My other complaint is more of an observation. Local food is local food, and what you like is usually what you grew up with, or a variant thereof. And as much as I loved the time I spent in Wales, this sign for a local deli was, um, a bit of a shock:
And no, it's not because of the use of a word that here in the States is a slur against homosexuals -- though that turns out to be a mixture of onions, liver, and bread crumbs that did make me a little queasy to think about (and it apparently is a corruption of the word fegato, Italian for liver)-- it's just that I'm not used to seeing such an eclectic assortment of body parts on a menu. I am quite sure that much of the food I eat would make people from other countries uneasy as well (heated chicken ova placed on yeast-infected ground-up and cooked wheat tips with violently mixed squeezings from a bovine mammary gland -- yum!), so if you want to color me provincial, feel free. Given my tastes, I'm sure that if I grew up with that food I'd love it. I bet I could still enjoy gefilte fish... if there was enough horseradish on it.

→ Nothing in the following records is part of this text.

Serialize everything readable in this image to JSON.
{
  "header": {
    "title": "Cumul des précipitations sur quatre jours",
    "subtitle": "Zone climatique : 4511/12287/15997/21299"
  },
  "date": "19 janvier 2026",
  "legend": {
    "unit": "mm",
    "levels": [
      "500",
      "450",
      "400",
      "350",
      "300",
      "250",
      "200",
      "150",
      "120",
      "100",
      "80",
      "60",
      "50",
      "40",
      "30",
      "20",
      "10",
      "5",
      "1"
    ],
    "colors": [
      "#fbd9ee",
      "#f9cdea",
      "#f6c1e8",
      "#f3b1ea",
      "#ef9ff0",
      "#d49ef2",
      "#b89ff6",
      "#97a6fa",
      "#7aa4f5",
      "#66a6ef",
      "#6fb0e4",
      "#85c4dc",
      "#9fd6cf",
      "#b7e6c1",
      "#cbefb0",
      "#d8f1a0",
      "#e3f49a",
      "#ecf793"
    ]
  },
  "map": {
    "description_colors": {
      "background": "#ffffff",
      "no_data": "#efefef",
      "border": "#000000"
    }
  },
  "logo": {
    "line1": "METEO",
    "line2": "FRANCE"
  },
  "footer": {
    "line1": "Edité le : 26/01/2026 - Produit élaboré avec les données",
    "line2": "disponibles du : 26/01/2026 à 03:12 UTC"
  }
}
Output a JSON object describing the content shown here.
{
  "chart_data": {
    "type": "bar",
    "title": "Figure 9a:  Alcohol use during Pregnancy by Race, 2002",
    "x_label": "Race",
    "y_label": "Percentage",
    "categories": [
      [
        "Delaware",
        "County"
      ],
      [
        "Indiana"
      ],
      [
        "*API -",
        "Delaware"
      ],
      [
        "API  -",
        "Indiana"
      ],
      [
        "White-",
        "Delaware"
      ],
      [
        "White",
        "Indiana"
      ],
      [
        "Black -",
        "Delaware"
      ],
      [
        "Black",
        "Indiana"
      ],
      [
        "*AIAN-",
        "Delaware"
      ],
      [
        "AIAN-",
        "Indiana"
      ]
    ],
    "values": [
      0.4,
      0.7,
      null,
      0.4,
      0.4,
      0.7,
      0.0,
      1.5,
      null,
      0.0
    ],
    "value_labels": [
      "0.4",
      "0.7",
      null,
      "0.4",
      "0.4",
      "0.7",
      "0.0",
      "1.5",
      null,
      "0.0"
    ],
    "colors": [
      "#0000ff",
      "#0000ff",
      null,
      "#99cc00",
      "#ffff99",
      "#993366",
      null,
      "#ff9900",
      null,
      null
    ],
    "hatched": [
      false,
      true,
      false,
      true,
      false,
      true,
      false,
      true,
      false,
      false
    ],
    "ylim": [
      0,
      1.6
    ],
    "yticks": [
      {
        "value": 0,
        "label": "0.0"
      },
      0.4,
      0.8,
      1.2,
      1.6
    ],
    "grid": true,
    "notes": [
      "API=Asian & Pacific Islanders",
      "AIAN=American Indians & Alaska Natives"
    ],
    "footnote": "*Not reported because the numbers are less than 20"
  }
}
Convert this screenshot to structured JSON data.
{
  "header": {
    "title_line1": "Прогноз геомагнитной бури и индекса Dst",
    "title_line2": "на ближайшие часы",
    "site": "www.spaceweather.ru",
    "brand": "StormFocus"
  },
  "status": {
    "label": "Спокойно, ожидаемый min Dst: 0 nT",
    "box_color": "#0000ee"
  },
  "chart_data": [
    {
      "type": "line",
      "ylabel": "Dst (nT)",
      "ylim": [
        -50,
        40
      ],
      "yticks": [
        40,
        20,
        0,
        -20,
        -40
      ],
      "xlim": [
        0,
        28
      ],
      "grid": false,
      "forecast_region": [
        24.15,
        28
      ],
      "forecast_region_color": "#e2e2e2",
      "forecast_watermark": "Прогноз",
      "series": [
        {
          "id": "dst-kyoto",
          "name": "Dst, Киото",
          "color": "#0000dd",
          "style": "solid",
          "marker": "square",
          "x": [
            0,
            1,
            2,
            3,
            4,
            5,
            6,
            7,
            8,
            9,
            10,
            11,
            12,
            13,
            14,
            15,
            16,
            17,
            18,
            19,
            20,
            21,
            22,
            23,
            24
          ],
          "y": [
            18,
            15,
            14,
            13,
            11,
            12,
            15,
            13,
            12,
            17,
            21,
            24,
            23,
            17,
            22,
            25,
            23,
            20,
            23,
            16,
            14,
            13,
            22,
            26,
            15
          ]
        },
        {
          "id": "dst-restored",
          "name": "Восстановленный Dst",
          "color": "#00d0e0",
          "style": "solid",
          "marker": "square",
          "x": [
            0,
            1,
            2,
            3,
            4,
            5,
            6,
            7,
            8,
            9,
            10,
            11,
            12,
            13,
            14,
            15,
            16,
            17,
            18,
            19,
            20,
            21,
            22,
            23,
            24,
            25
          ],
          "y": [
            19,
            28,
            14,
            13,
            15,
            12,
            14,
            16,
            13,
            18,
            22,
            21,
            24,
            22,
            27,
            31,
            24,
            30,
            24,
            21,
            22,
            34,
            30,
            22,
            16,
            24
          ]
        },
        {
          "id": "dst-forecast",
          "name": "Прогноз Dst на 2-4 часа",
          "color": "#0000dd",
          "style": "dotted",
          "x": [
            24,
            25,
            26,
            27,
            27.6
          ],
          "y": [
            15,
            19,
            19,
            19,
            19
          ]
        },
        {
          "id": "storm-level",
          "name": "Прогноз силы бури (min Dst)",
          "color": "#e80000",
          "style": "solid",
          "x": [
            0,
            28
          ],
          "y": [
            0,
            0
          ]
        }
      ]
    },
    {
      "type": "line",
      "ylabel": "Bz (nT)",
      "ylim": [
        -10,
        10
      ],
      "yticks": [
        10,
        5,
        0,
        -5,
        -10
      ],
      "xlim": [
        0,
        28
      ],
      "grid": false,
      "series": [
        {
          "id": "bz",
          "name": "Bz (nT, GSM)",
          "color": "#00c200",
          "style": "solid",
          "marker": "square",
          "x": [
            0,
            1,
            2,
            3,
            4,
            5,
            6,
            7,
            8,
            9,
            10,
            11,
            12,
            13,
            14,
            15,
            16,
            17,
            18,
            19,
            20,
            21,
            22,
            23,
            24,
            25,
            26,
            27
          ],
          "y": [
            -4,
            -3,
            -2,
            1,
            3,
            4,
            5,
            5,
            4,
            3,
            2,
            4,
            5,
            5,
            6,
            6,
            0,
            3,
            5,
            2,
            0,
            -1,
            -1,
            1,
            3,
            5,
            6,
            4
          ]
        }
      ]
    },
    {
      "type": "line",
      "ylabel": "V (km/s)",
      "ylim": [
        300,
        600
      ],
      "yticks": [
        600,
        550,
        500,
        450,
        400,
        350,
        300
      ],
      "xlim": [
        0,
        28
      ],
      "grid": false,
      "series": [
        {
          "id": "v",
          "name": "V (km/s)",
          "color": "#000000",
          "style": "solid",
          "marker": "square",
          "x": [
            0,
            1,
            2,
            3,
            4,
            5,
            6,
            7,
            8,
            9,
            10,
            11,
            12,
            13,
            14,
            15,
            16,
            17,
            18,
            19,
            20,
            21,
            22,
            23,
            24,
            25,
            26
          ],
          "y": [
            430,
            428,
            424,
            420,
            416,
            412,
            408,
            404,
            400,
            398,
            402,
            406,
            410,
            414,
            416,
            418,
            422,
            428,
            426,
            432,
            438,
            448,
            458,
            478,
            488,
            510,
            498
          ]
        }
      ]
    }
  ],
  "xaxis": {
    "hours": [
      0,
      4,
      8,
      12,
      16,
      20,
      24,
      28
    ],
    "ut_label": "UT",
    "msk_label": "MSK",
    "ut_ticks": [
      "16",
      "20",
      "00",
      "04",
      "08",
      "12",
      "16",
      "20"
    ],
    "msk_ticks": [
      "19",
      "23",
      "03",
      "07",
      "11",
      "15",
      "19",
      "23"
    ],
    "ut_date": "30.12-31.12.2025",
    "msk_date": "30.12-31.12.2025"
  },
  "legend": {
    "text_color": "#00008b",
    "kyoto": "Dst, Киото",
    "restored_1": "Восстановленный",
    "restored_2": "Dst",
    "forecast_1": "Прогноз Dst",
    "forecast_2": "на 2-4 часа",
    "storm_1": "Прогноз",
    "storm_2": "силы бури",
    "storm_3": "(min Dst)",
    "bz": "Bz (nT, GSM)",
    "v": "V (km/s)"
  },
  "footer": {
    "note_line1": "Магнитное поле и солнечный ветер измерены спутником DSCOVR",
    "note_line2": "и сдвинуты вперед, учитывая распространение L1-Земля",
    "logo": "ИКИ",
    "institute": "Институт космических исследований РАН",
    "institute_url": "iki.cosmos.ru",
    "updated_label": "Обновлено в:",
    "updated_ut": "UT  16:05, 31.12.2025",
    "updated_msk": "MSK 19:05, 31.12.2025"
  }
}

So anyway, as to the point I think I've made, eating in the UK was amazingly delicious, but liable to induce a coronary after a few meals. It'll be some time before I can work off the extra kilos I put on. And it was worth every single chew, every heavenly swallow, and every single bloated fat cell lining my middle.
And the real issue is, I can still taste some of it in my brain. A part of me still senses the presence of bangers, somewhere to the east, just a nine-hour flight and 6000 kilometers away.
* Although there is one brand of Italian sausage we get that are not only full fat, but basically crammed full of it. They are incredibly good, but eat up a week's worth of my fat intake from candy bars for me. The first time we cooked them on the grill, the fat inside the sausage liquefied, and pressure built up. The skin of the sausage split open -- note that this all happened inside the grill and out of sight while we were inside the house prepping the side dishes -- and the fat must have shot out at high speed into the grill bottom. Fat, as it happens, is somewhat flammable. For my part, I looked out the kitchen window and saw flames erupting from every conceivable orifice of the grill, like the thermostat was set to "gamma-ray burst". I ran outside... and then stopped. When your grill looks like it's the part of the superhero movie when the mild-mannered scientist undergoes some horrific accident, only to be transformed into Flaming Sausage Man, it gives you pause. Eventually I figured out how to open the lid without conflagrating myself, and doused the fire. I'll note that the sausages were incredibly tasty.